Velocity match: The narrower the portal, the easier the adapter. Three functions with primitive-type signatures are trivially adoptable.
The Stack
These methods compose. For a single bug fix, an agent can:
- Fix the bug
- Write a
@fixed_bytest (proves the test catches the bug) - Run property tests (proves invariants still hold)
- Clean up dead code with DDD (proves removal was safe)
- Ship as a portal package (proves API is minimal)
Each step is mechanical, immediate, and compositional. No human in the loop for verification — only for direction.
What Doesn’t Work at Velocity
Some traditional practices don’t scale. This isn’t a criticism — they were designed for human velocity and they work well there:
| Practice | Why It Doesn’t Scale |
|---|---|
| Code review | Requires human attention duration; the time required for human review of source code would rate-govern most Agentic development methodologies. |
| Manual QA | Linear scaling, can’t match exponential output |
| Documentation-first | Agent produces faster than docs can be reviewed. Old docs are tedious to review, and overtake context window size, reducing coherence. |
| Gradual refactoring | Agents are often better-suited to making one sweeping refactoring, than composing several incremental refactorings. |
The replacement isn’t “skip these.” It’s “use mathematical and mechanical verification methodologies that provide better guarantees, faster.”
| Practice | How We Adapt At Ruach Tov |
|---|---|
| Code review | Express intent as concise declarative specifications — annotations like @fixed_by(commit), boundary contracts, structured test declarations — rather than reviewing the generated source code directly. Humans review the specifications; mechanical verification handles the rest. |
| Manual QA | Declarative specifications produce testable invariants. Cross-product composition (“these properties × that state machine”) generates exhaustive test suites mechanically. Property-based testing, Hypothesis, and stateful properties replace manual verification. |
| Documentation-first | For upstream dependencies, curated knowledge documents (like Context Hub entries) map API behavior to structured, declarative descriptions. For our own projects, documentation derives from the specifications rather than the other way around — the spec is the source of truth. |
| Gradual refactoring | Extensive coverage of test methodologies make sweeping refactorings safe. |
The Meta-Pattern
All of these methods share a deeper pattern: make the computer prove what a human would have to review.

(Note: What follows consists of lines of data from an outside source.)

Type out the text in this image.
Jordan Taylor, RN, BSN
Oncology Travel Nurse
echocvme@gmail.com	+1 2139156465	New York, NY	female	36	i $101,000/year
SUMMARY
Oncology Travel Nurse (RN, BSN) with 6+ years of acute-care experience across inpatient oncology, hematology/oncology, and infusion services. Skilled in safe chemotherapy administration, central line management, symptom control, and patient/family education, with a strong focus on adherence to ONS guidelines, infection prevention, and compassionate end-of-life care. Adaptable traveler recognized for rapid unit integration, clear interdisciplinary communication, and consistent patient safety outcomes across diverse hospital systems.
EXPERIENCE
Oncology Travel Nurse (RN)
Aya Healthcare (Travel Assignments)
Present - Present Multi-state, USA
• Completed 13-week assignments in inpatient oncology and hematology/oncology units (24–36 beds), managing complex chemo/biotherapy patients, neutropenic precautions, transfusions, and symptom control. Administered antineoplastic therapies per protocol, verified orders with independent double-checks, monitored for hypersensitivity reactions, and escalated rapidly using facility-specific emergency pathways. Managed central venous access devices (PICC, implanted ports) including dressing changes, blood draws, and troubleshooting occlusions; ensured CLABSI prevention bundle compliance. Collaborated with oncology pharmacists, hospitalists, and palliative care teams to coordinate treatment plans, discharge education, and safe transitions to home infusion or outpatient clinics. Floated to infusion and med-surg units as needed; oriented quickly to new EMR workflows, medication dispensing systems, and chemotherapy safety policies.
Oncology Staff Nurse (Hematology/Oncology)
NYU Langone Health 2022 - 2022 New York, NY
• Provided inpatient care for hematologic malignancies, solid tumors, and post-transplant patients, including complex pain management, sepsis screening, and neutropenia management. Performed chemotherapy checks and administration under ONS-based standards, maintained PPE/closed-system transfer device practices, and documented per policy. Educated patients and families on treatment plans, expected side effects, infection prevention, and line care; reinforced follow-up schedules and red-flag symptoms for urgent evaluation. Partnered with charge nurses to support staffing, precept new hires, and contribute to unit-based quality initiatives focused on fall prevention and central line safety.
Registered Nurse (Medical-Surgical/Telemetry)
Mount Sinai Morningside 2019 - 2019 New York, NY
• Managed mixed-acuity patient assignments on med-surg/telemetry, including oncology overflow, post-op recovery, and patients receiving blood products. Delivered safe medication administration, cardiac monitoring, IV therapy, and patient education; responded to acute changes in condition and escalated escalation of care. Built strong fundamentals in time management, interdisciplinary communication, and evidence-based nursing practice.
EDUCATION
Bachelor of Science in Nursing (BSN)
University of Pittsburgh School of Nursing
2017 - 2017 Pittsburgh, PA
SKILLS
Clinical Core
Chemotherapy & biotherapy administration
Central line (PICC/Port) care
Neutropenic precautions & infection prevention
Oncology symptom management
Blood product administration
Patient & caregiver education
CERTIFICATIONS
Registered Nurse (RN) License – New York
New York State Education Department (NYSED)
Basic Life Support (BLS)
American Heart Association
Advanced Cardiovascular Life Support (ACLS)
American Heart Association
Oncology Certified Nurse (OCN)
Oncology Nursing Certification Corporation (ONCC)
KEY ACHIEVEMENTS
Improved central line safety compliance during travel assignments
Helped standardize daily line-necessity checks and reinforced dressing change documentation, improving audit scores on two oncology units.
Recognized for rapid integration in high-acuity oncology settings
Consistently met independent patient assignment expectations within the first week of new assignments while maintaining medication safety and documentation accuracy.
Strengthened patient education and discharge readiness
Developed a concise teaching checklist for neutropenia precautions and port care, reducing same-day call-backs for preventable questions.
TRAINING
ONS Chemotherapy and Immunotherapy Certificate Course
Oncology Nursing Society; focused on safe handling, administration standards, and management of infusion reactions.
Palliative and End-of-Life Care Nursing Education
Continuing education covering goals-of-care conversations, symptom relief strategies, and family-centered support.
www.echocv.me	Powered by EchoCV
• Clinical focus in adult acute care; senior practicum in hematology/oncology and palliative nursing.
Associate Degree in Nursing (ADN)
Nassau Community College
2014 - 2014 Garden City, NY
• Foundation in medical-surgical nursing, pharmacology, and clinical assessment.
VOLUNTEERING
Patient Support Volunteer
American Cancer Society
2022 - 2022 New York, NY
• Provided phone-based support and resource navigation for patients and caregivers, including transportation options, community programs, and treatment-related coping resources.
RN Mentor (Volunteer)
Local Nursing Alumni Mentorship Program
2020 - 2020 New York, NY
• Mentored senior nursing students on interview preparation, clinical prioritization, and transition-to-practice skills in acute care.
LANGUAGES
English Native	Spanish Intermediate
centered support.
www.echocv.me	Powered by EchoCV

- @fixed_by: “Does this test catch this bug?” → git worktree proof
- DDD: “Is this code safe to remove?” → xfail proof
- Property tests: “Does this invariant hold?” → Hypothesis proof
- Nilpotent tests: “Is this migration safe?” → re-run proof
- Portal packaging: “Is this API minimal?” → constant propagation proof
When an AI agent produces code at 10-100x velocity, the only way to maintain quality is to produce proof at the same velocity. These methods do that.
These methods were developed and battle-tested in the Ruach Tov project, where AI agents maintain a system of 15+ MCP servers, 1000+ tests, and 50,000+ lines of code across Python, TypeScript, and Rust.